The Harlequin of Horror, or Why Leisure’s Editors Are Much Too Leisurely In Their Work

 

By June Pulliam

 

06/26/2005

 

Originally, this space was to be for a review of one or two offerings from Leisure that had found their way to the Necropsy book shelf, but I picked up two recent books issued by this imprint, only to put them down after, ninety pages into each, I was just not hooked for one reason or another. This experience, while extremely annoying, is alas, de rigueur when it comes to Leisure’s offerings of late.

 

One of the jobs I am actually paid to do is to teach writing to various levels of university students, and the advice I give them all is that if you can’t hook your reader with your introduction, you’re screwed. In fact, when I am grading their various offerings, I know I’ve got a stinker on my hands when those first paragraphs are dull and muzzy, and in general fail to either a) tell me what the essay is about, b) capture my attention or c) interest me in any way at all.
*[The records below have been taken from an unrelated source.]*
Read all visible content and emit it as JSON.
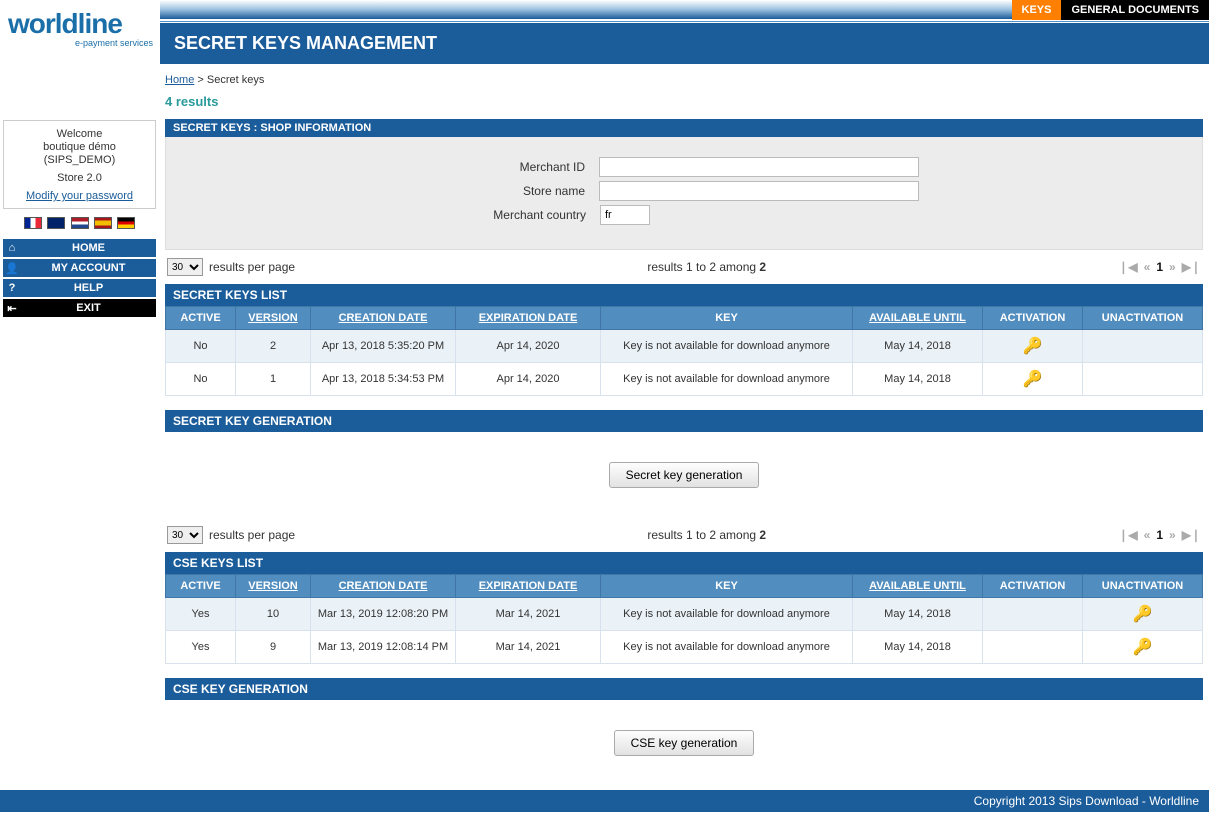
{
  "tabs": {
    "keys": "KEYS",
    "docs": "GENERAL DOCUMENTS"
  },
  "page_title": "SECRET KEYS MANAGEMENT",
  "logo": {
    "text": "worldline",
    "sub": "e-payment services"
  },
  "breadcrumb": {
    "home": "Home",
    "current": "Secret keys"
  },
  "welcome": {
    "l1": "Welcome",
    "l2": "boutique démo",
    "l3": "(SIPS_DEMO)",
    "store": "Store 2.0",
    "modify": "Modify your password"
  },
  "nav": {
    "home": "HOME",
    "account": "MY ACCOUNT",
    "help": "HELP",
    "exit": "EXIT"
  },
  "results_count": "4 results",
  "shop_info": {
    "title": "SECRET KEYS  :  SHOP INFORMATION",
    "merchant_id_label": "Merchant ID",
    "merchant_id_value": "",
    "store_name_label": "Store name",
    "store_name_value": "",
    "country_label": "Merchant country",
    "country_value": "fr"
  },
  "pager1": {
    "page_size": "30",
    "rpp": "results per page",
    "center_prefix": "results 1 to 2 among ",
    "center_bold": "2",
    "current": "1"
  },
  "secret_keys": {
    "title": "SECRET KEYS LIST",
    "headers": {
      "active": "ACTIVE",
      "version": "VERSION",
      "creation": "CREATION DATE",
      "expiration": "EXPIRATION DATE",
      "key": "KEY",
      "available": "AVAILABLE UNTIL",
      "activation": "ACTIVATION",
      "unactivation": "UNACTIVATION"
    },
    "rows": [
      {
        "active": "No",
        "version": "2",
        "creation": "Apr 13, 2018 5:35:20 PM",
        "expiration": "Apr 14, 2020",
        "key": "Key is not available for download anymore",
        "available": "May 14, 2018"
      },
      {
        "active": "No",
        "version": "1",
        "creation": "Apr 13, 2018 5:34:53 PM",
        "expiration": "Apr 14, 2020",
        "key": "Key is not available for download anymore",
        "available": "May 14, 2018"
      }
    ]
  },
  "secret_gen": {
    "title": "SECRET KEY GENERATION",
    "button": "Secret key generation"
  },
  "pager2": {
    "page_size": "30",
    "rpp": "results per page",
    "center_prefix": "results 1 to 2 among ",
    "center_bold": "2",
    "current": "1"
  },
  "cse_keys": {
    "title": "CSE KEYS LIST",
    "headers": {
      "active": "ACTIVE",
      "version": "VERSION",
      "creation": "CREATION DATE",
      "expiration": "EXPIRATION DATE",
      "key": "KEY",
      "available": "AVAILABLE UNTIL",
      "activation": "ACTIVATION",
      "unactivation": "UNACTIVATION"
    },
    "rows": [
      {
        "active": "Yes",
        "version": "10",
        "creation": "Mar 13, 2019 12:08:20 PM",
        "expiration": "Mar 14, 2021",
        "key": "Key is not available for download anymore",
        "available": "May 14, 2018"
      },
      {
        "active": "Yes",
        "version": "9",
        "creation": "Mar 13, 2019 12:08:14 PM",
        "expiration": "Mar 14, 2021",
        "key": "Key is not available for download anymore",
        "available": "May 14, 2018"
      }
    ]
  },
  "cse_gen": {
    "title": "CSE KEY GENERATION",
    "button": "CSE key generation"
  },
  "footer": "Copyright 2013 Sips Download - Worldline",
  "glyphs": {
    "first": "❘◀",
    "prev": "◀",
    "next": "▶",
    "last": "▶❘",
    "first2": "⏮",
    "prev2": "«",
    "next2": "»",
    "last2": "⏭"
  }
}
It seems to me that the above criteria are also helpful for judging the effectiveness of fiction.

 

The audience for fiction is not obligated to read a particular work, and indeed, if the writer fails to grab the reader’s attention in those crucial couple of chapters (or for less patient souls, in those first few pages), then s/he will merely stop reading and find something else. Obviously, the reader is looking for something when selecting a work of fiction, and readers of genre fiction come to a work with a specific set of expectations about what the story should do for them. Thus, those first few chapters not only need to catch the attention of the reader and give a general idea about the story, but they also must to do something to establish that this is a work of horror fiction. Two of Leisure’s offerings that I picked up recently, James A. Moore’s Rabid Growth and Jack Ketchum’s The Girl Next Door, both failed to meet this test. Ninety pages into each book, the plot dawdled, I was not interested in what was going on, and had no idea why anything should be scary or why I should care about any of these characters, so I just made an editorial decision to stop reading. Thus, this review is not of Rabid Growth or The Girl Next Door, since frankly, I didn’t read enough to do an evaluation, bad or otherwise, of either book.

 

Instead, this most recent negative reading experience led me to a realization: for the past year, I have dreaded pulling a Leisure offering from the Necropsy bookshelf, since this bad reading experience is all too frequent. The novels fail to engage either because they plod along, or worse yet, they just follow an inane formula that populates the pages with monsters we’ve seen before or some seeming quota of sex and violence (as was the case with Edward Lee’s most recent novel, Flesh Gothic). I fear that this phenomenon is a matter of cupidity on the part of the imprint. Leisure has published some notable pieces of horror, but with few exceptions, they are all reprints of works that have been through the editorial process at the expense of another publishing house, so all that the reprint publisher must do is pay royalties to the author, slap on a new cover, and ratchet up the marketing machine to sell the old book anew.

 

Some of my favorite novels have been reissued by Leisure, including Simon Clark’s Blood Crazy, Elizabeth Massie’s Sineater, Richard Laymon’s The Traveling Vampire Show, Edward Lee’s City Infernal and Al Sarrantonio’s Toybox. And alas, only three titles stand out as being both original and interesting in some way and being first issued by Leisure: Mary Ann Mitchell’s Drawn to the Grave, Jemiah Jefferson’s Voice of the Blood, and Deborah LeBlanc’s Family Inheritance. The remainder of the Leisure first issues, whether written by experienced authors or neophytes, suffer from being overly formulaic in the way that Harlequin romance novels are notoriously so. Perhaps this sort of “consistency” is a good business plan for an imprint of a mass market publisher, but it makes for dull reading.